Lifestyle factors that can aggravate inflammation include high blood pressure, excess weight, stress, smoking, and of course, diet. An anti-inflammatory diet, or nutrition plan, consists of whole foods high in antioxidants, dietary fiber, and beneficial fats. Here is what it should include:
- Vegetables and fruit: at least 5 palm-size servings daily in a variety of colors
- Fish: 2 servings weekly, especially salmon, tuna, sardines and mackerel
- Omega 3 fats: found in fish as well as flax seed and walnuts
- Other beneficial fats: extra virgin olive oil
- Lean protein: 2 palm-size servings daily, from meat or legumes
- Spices: turmeric, cumin, cinnamon, ginger, and coriander
- Whole grains: 100% whole wheat, oats, barley and quinoa
It is also important to reduce dietary factors that make inflammation worse.
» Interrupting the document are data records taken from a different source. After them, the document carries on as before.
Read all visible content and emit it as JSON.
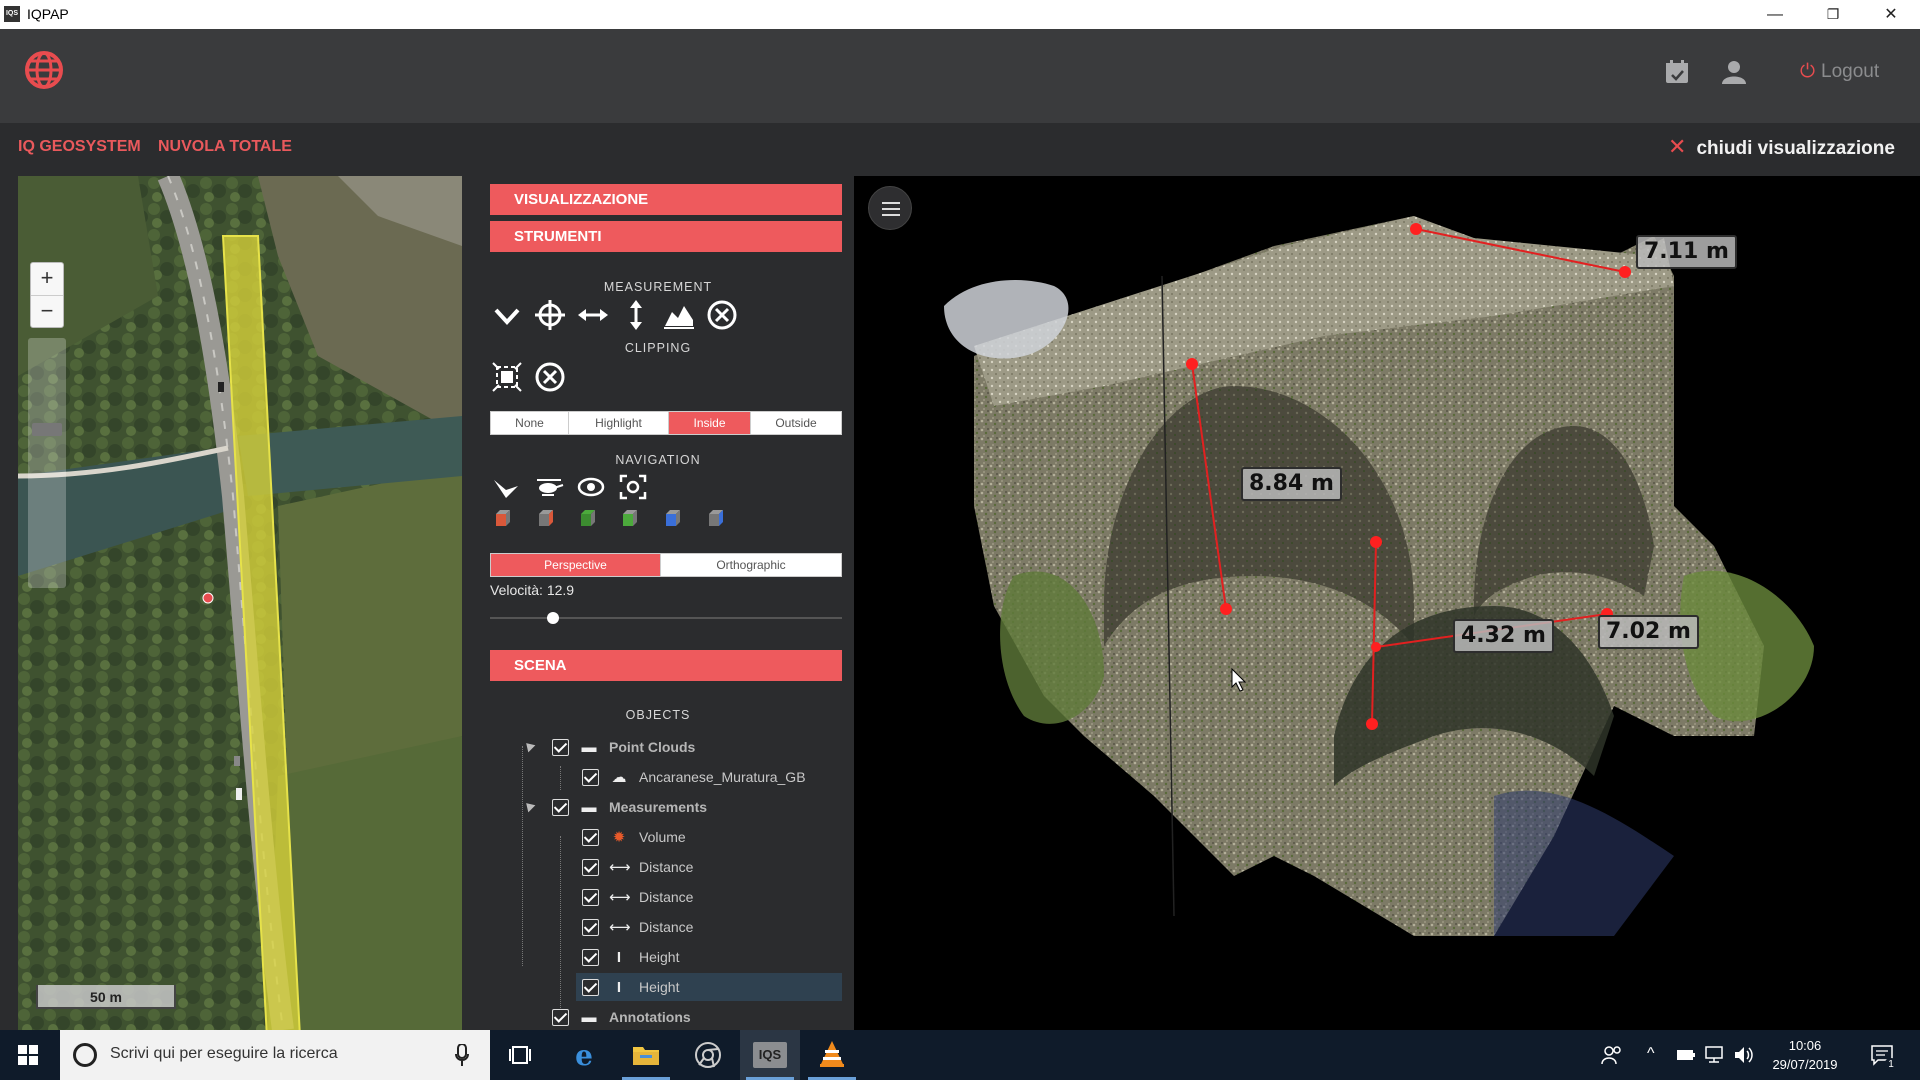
{
  "window": {
    "app_icon_text": "IQS",
    "title": "IQPAP",
    "minimize": "—",
    "maximize": "❐",
    "close": "✕"
  },
  "header": {
    "logout_label": "Logout",
    "icons": [
      "globe-logo-icon",
      "calendar-check-icon",
      "user-icon",
      "power-icon"
    ]
  },
  "breadcrumb": {
    "items": [
      "IQ GEOSYSTEM",
      "NUVOLA TOTALE"
    ],
    "close_view_label": "chiudi visualizzazione"
  },
  "map": {
    "zoom_in": "+",
    "zoom_out": "−",
    "scale_label": "50 m",
    "colors": {
      "selection": "#d8d43a",
      "marker": "#e84c4f"
    }
  },
  "sidebar": {
    "sections": {
      "visualizzazione": "VISUALIZZAZIONE",
      "strumenti": "STRUMENTI",
      "scena": "SCENA"
    },
    "measurement_label": "MEASUREMENT",
    "measurement_tools": [
      "angle-icon",
      "point-icon",
      "distance-icon",
      "height-icon",
      "profile-icon",
      "remove-all-icon"
    ],
    "clipping_label": "CLIPPING",
    "clipping_tools": [
      "clip-volume-icon",
      "remove-clip-icon"
    ],
    "clip_modes": {
      "options": [
        "None",
        "Highlight",
        "Inside",
        "Outside"
      ],
      "selected": "Inside"
    },
    "navigation_label": "NAVIGATION",
    "navigation_tools": [
      "fly-control-icon",
      "helicopter-control-icon",
      "orbit-control-icon",
      "focus-icon"
    ],
    "view_cubes": [
      "left-view-icon",
      "front-view-icon",
      "top-view-icon",
      "bottom-view-icon",
      "right-view-icon",
      "back-view-icon"
    ],
    "projection": {
      "options": [
        "Perspective",
        "Orthographic"
      ],
      "selected": "Perspective"
    },
    "speed_label": "Velocità: 12.9",
    "speed_fraction": 0.18,
    "objects_label": "OBJECTS",
    "tree": [
      {
        "label": "Point Clouds",
        "level": 0,
        "icon": "folder-icon",
        "group": true
      },
      {
        "label": "Ancaranese_Muratura_GB",
        "level": 1,
        "icon": "cloud-icon"
      },
      {
        "label": "Measurements",
        "level": 0,
        "icon": "folder-icon",
        "group": true
      },
      {
        "label": "Volume",
        "level": 1,
        "icon": "volume-icon"
      },
      {
        "label": "Distance",
        "level": 1,
        "icon": "distance-icon"
      },
      {
        "label": "Distance",
        "level": 1,
        "icon": "distance-icon"
      },
      {
        "label": "Distance",
        "level": 1,
        "icon": "distance-icon"
      },
      {
        "label": "Height",
        "level": 1,
        "icon": "height-icon"
      },
      {
        "label": "Height",
        "level": 1,
        "icon": "height-icon",
        "selected": true
      },
      {
        "label": "Annotations",
        "level": 0,
        "icon": "folder-icon",
        "group": true
      }
    ]
  },
  "viewer": {
    "measurements": [
      "7.11 m",
      "8.84 m",
      "4.32 m",
      "7.02 m"
    ],
    "colors": {
      "measure_line": "#e22020",
      "accent": "#ee5a5d"
    }
  },
  "taskbar": {
    "search_placeholder": "Scrivi qui per eseguire la ricerca",
    "apps": [
      "task-view-icon",
      "edge-icon",
      "file-explorer-icon",
      "chrome-icon",
      "iqs-app-icon",
      "vlc-icon"
    ],
    "time": "10:06",
    "date": "29/07/2019",
    "notification_count": "1"
  }
}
These include refined carbohydrates, added sugars, sodium, trans fats, saturated fats, processed meat, and omega 6 fats found in vegetable oils, salad dressings and processed foods.
So, about those few easy changes I mentioned earlier.
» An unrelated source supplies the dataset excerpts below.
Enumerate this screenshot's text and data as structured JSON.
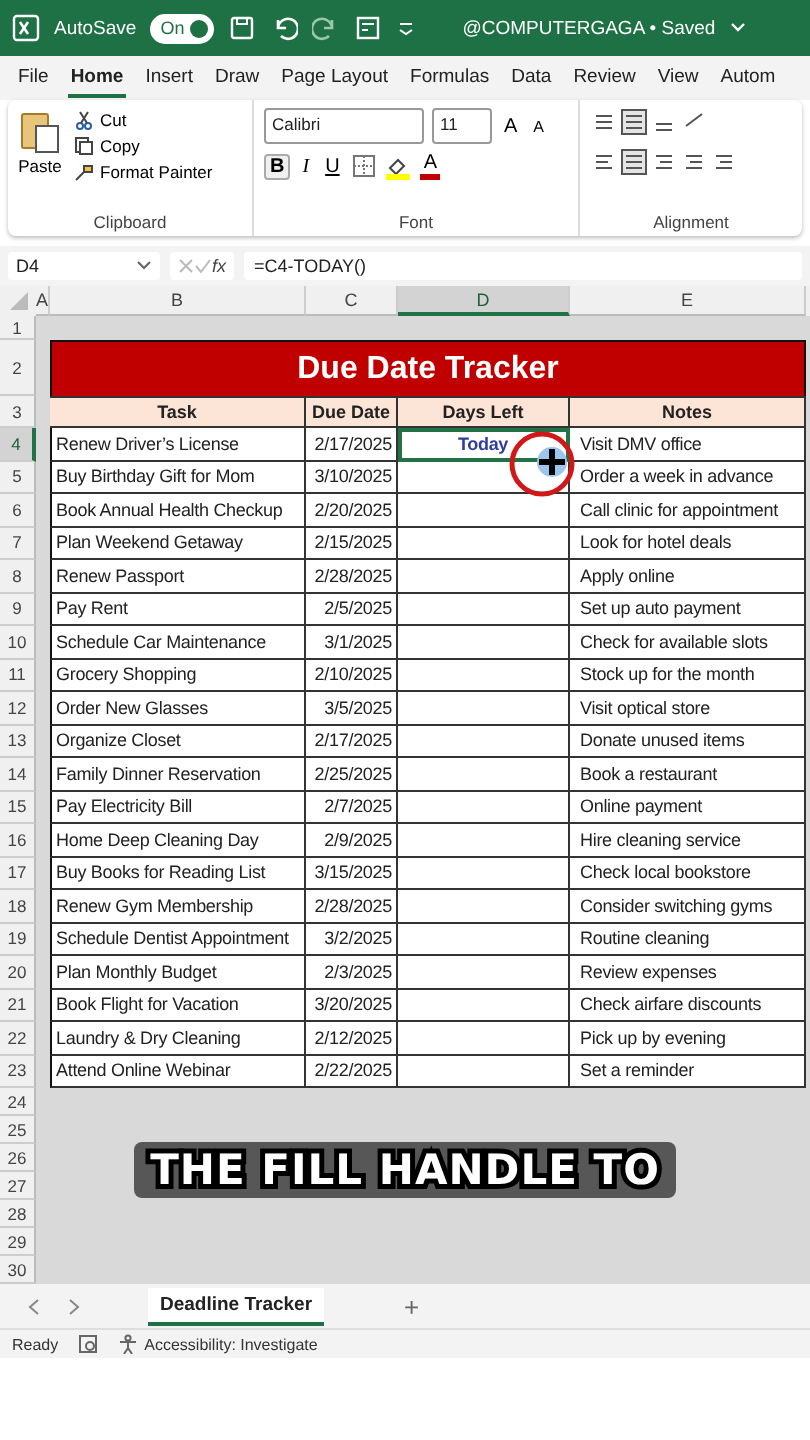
{
  "title_bar": {
    "autosave_label": "AutoSave",
    "autosave_on": true,
    "autosave_state": "On",
    "title": "@COMPUTERGAGA • Saved"
  },
  "ribbon_tabs": [
    {
      "label": "File",
      "selected": false
    },
    {
      "label": "Home",
      "selected": true
    },
    {
      "label": "Insert",
      "selected": false
    },
    {
      "label": "Draw",
      "selected": false
    },
    {
      "label": "Page Layout",
      "selected": false
    },
    {
      "label": "Formulas",
      "selected": false
    },
    {
      "label": "Data",
      "selected": false
    },
    {
      "label": "Review",
      "selected": false
    },
    {
      "label": "View",
      "selected": false
    },
    {
      "label": "Autom",
      "selected": false
    }
  ],
  "clipboard": {
    "paste": "Paste",
    "cut": "Cut",
    "copy": "Copy",
    "format_painter": "Format Painter",
    "group": "Clipboard"
  },
  "font": {
    "name": "Calibri",
    "size": "11",
    "grow": "A",
    "shrink": "A",
    "bold": "B",
    "italic": "I",
    "underline": "U",
    "font_color": "A",
    "group": "Font"
  },
  "alignment": {
    "group": "Alignment"
  },
  "formula_bar": {
    "name_box": "D4",
    "fx": "fx",
    "formula": "=C4-TODAY()"
  },
  "columns": [
    {
      "label": "A",
      "selected": false
    },
    {
      "label": "B",
      "selected": false
    },
    {
      "label": "C",
      "selected": false
    },
    {
      "label": "D",
      "selected": true
    },
    {
      "label": "E",
      "selected": false
    }
  ],
  "row_numbers": [
    {
      "label": "1",
      "selected": false
    },
    {
      "label": "2",
      "selected": false
    },
    {
      "label": "3",
      "selected": false
    },
    {
      "label": "4",
      "selected": true
    },
    {
      "label": "5",
      "selected": false
    },
    {
      "label": "6",
      "selected": false
    },
    {
      "label": "7",
      "selected": false
    },
    {
      "label": "8",
      "selected": false
    },
    {
      "label": "9",
      "selected": false
    },
    {
      "label": "10",
      "selected": false
    },
    {
      "label": "11",
      "selected": false
    },
    {
      "label": "12",
      "selected": false
    },
    {
      "label": "13",
      "selected": false
    },
    {
      "label": "14",
      "selected": false
    },
    {
      "label": "15",
      "selected": false
    },
    {
      "label": "16",
      "selected": false
    },
    {
      "label": "17",
      "selected": false
    },
    {
      "label": "18",
      "selected": false
    },
    {
      "label": "19",
      "selected": false
    },
    {
      "label": "20",
      "selected": false
    },
    {
      "label": "21",
      "selected": false
    },
    {
      "label": "22",
      "selected": false
    },
    {
      "label": "23",
      "selected": false
    },
    {
      "label": "24",
      "selected": false
    },
    {
      "label": "25",
      "selected": false
    },
    {
      "label": "26",
      "selected": false
    },
    {
      "label": "27",
      "selected": false
    },
    {
      "label": "28",
      "selected": false
    },
    {
      "label": "29",
      "selected": false
    },
    {
      "label": "30",
      "selected": false
    }
  ],
  "table": {
    "title": "Due Date Tracker",
    "headers": [
      "Task",
      "Due Date",
      "Days Left",
      "Notes"
    ],
    "rows": [
      {
        "task": "Renew Driver’s License",
        "due": "2/17/2025",
        "days_left": "Today",
        "notes": "Visit DMV office",
        "selected": true
      },
      {
        "task": "Buy Birthday Gift for Mom",
        "due": "3/10/2025",
        "notes": "Order a week in advance",
        "selected": false
      },
      {
        "task": "Book Annual Health Checkup",
        "due": "2/20/2025",
        "notes": "Call clinic for appointment",
        "selected": false
      },
      {
        "task": "Plan Weekend Getaway",
        "due": "2/15/2025",
        "notes": "Look for hotel deals",
        "selected": false
      },
      {
        "task": "Renew Passport",
        "due": "2/28/2025",
        "notes": "Apply online",
        "selected": false
      },
      {
        "task": "Pay Rent",
        "due": "2/5/2025",
        "notes": "Set up auto payment",
        "selected": false
      },
      {
        "task": "Schedule Car Maintenance",
        "due": "3/1/2025",
        "notes": "Check for available slots",
        "selected": false
      },
      {
        "task": "Grocery Shopping",
        "due": "2/10/2025",
        "notes": "Stock up for the month",
        "selected": false
      },
      {
        "task": "Order New Glasses",
        "due": "3/5/2025",
        "notes": "Visit optical store",
        "selected": false
      },
      {
        "task": "Organize Closet",
        "due": "2/17/2025",
        "notes": "Donate unused items",
        "selected": false
      },
      {
        "task": "Family Dinner Reservation",
        "due": "2/25/2025",
        "notes": "Book a restaurant",
        "selected": false
      },
      {
        "task": "Pay Electricity Bill",
        "due": "2/7/2025",
        "notes": "Online payment",
        "selected": false
      },
      {
        "task": "Home Deep Cleaning Day",
        "due": "2/9/2025",
        "notes": "Hire cleaning service",
        "selected": false
      },
      {
        "task": "Buy Books for Reading List",
        "due": "3/15/2025",
        "notes": "Check local bookstore",
        "selected": false
      },
      {
        "task": "Renew Gym Membership",
        "due": "2/28/2025",
        "notes": "Consider switching gyms",
        "selected": false
      },
      {
        "task": "Schedule Dentist Appointment",
        "due": "3/2/2025",
        "notes": "Routine cleaning",
        "selected": false
      },
      {
        "task": "Plan Monthly Budget",
        "due": "2/3/2025",
        "notes": "Review expenses",
        "selected": false
      },
      {
        "task": "Book Flight for Vacation",
        "due": "3/20/2025",
        "notes": "Check airfare discounts",
        "selected": false
      },
      {
        "task": "Laundry & Dry Cleaning",
        "due": "2/12/2025",
        "notes": "Pick up by evening",
        "selected": false
      },
      {
        "task": "Attend Online Webinar",
        "due": "2/22/2025",
        "notes": "Set a reminder",
        "selected": false
      }
    ]
  },
  "caption": "THE FILL HANDLE TO",
  "sheet_tabs": [
    {
      "label": "Deadline Tracker",
      "selected": true
    }
  ],
  "add_sheet": "+",
  "status_bar": {
    "ready": "Ready",
    "accessibility": "Accessibility: Investigate"
  }
}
- Switch your afternoon snack from chips or pretzels to a variety of raw vegetable slices, such as broccoli, peppers, and cucumbers
- Add fruit to your oatmeal instead of sugar, to your salad instead of croutons, and to your dessert menu
- Grill or bake a large enough piece of fish to have leftovers the next day
- Cook fish with onions and garlic, topped with a variety of spices and olive oil
- Switch to home-cooked instant brown rice instead of a boxed rice or noodle mix
- Try a crockpot dinner of quinoa, chicken and vegetables
- Buy canned beans (rinse off the sodium) to take the place of meat once a week
- Make your own salad dressing with extra virgin olive oil, lemon juice, and garlic
Try a simple change each week and eventually you’ll be eating an anti-inflammatory diet!
Melissa Wdowik, PhD, RDN, is an assistant professor at Colorado State University in the Department of Food Science and Human Nutrition, and director of the Kendall Anderson Nutrition Center.